County Road 39 must be reengineered, Manger said, “because it was built for a certain capacity that obviously it’s met and far surpassed.” The lights are the biggest problem, he said, noting that one resident suggested “a big rotary at the intersection by the college, Shinnecock Hills Golf Club and County Road 39” to keep traffic moving rather than coming to a complete stop, which he said is “a real problem.”
Everyone hates the traffic light on Montauk Highway in Water Mill, he added.
Iasilli asked what a reengineering plan would look like. The public worries that “if you build it, they will come,” he said, asking what structural changes could be made “that won’t necessarily add to the amount of cars on the road but will help improve flow.”
“It’s well-documented that roundabouts improve traffic flow and decrease accidents,” Neely said.
For its County Road 39 study, Bartha said that Suffolk County has awarded a contract to the AECOM infrastructure consulting firm. The firm has “a local team dealing with this, which is critical to us,” he said. “We want people who inherently understand what the problems are.”
It is hoped that the study can be expedited, he said, with a meeting with the community planned for next month, “where we will have established a variety of concepts.”
“I have directed these folks that we want to think big, because this problem’s been around a long time,” he said. “This is an opportunity to think really big, so we’re going to come up with a couple of ideas that are going to be extremely costly. But this is the time, in my mind, to do it.”
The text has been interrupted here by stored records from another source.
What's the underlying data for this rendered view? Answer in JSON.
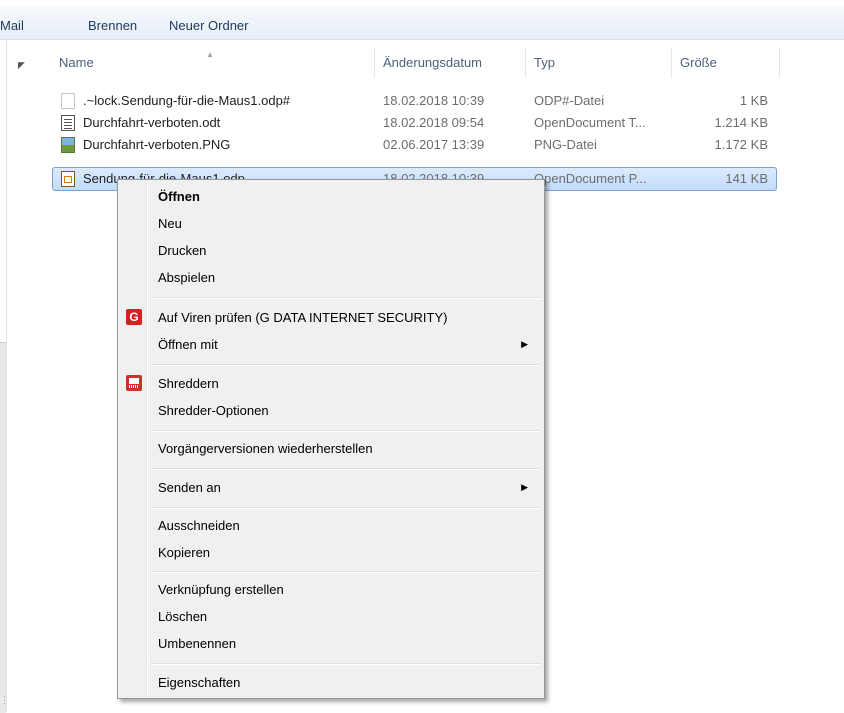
{
  "toolbar": {
    "partial_item": "Mail",
    "items": [
      "Brennen",
      "Neuer Ordner"
    ]
  },
  "columns": {
    "name": "Name",
    "date": "Änderungsdatum",
    "type": "Typ",
    "size": "Größe"
  },
  "files": [
    {
      "name": ".~lock.Sendung-für-die-Maus1.odp#",
      "date": "18.02.2018 10:39",
      "type": "ODP#-Datei",
      "size": "1 KB",
      "icon": "blank-file-icon"
    },
    {
      "name": "Durchfahrt-verboten.odt",
      "date": "18.02.2018 09:54",
      "type": "OpenDocument T...",
      "size": "1.214 KB",
      "icon": "writer-document-icon"
    },
    {
      "name": "Durchfahrt-verboten.PNG",
      "date": "02.06.2017 13:39",
      "type": "PNG-Datei",
      "size": "1.172 KB",
      "icon": "image-file-icon"
    },
    {
      "name": "Sendung-für-die-Maus1.odp",
      "date": "18.02.2018 10:39",
      "type": "OpenDocument P...",
      "size": "141 KB",
      "icon": "presentation-file-icon",
      "selected": true
    }
  ],
  "context_menu": {
    "open": "Öffnen",
    "new": "Neu",
    "print": "Drucken",
    "play": "Abspielen",
    "virus_scan": "Auf Viren prüfen (G DATA INTERNET SECURITY)",
    "open_with": "Öffnen mit",
    "shred": "Shreddern",
    "shredder_options": "Shredder-Optionen",
    "restore_versions": "Vorgängerversionen wiederherstellen",
    "send_to": "Senden an",
    "cut": "Ausschneiden",
    "copy": "Kopieren",
    "create_shortcut": "Verknüpfung erstellen",
    "delete": "Löschen",
    "rename": "Umbenennen",
    "properties": "Eigenschaften",
    "submenu_arrow": "▶",
    "gdata_icon_glyph": "G"
  },
  "colors": {
    "selection": "#c1dbfc",
    "menu_background": "#f0f0f0",
    "gdata_red": "#d81e1e"
  }
}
Along with roundabouts, “we’ll be looking at eminent domain on some options, we’ll be looking at express lanes through the troublesome intersections.” Eliminating some driveways would alleviate congestion, he said, “but that’s also very tough on the businesses” and “restricts some of their parking.”
Funding must be a priority section in the final report, Iasilli said. “It’s actually not a bad time for funding,” Thiele replied, “because you have the federal infrastructure money that’s out there. There’s never enough capital money in the state budget for funding … Just maintaining existing infrastructure is a challenge. Building new infrastructure is a challenge.”
But the bigger lift, he said, “is reaching consensus on what those solutions should be.” And there are limitations to what can be done.
“When you talk about Montauk Highway from where the diner used to be and you start heading east, that’s not just Montauk Highway — it’s the Main Street for every hamlet in the community … and people don’t want to mess with their Main Street.”
Longer-term solutions are going to be difficult, he said. “There are limitations … to the improvements you can make in infrastructure,” which is why the Long Island Rail Road is an important component in alleviating traffic congestion. “It’s the most under-utilized infrastructure we have.”
The South Fork Commuter Connection is a success, he said, suggesting that a representative from the Metropolitan Transportation Authority come to a future meeting.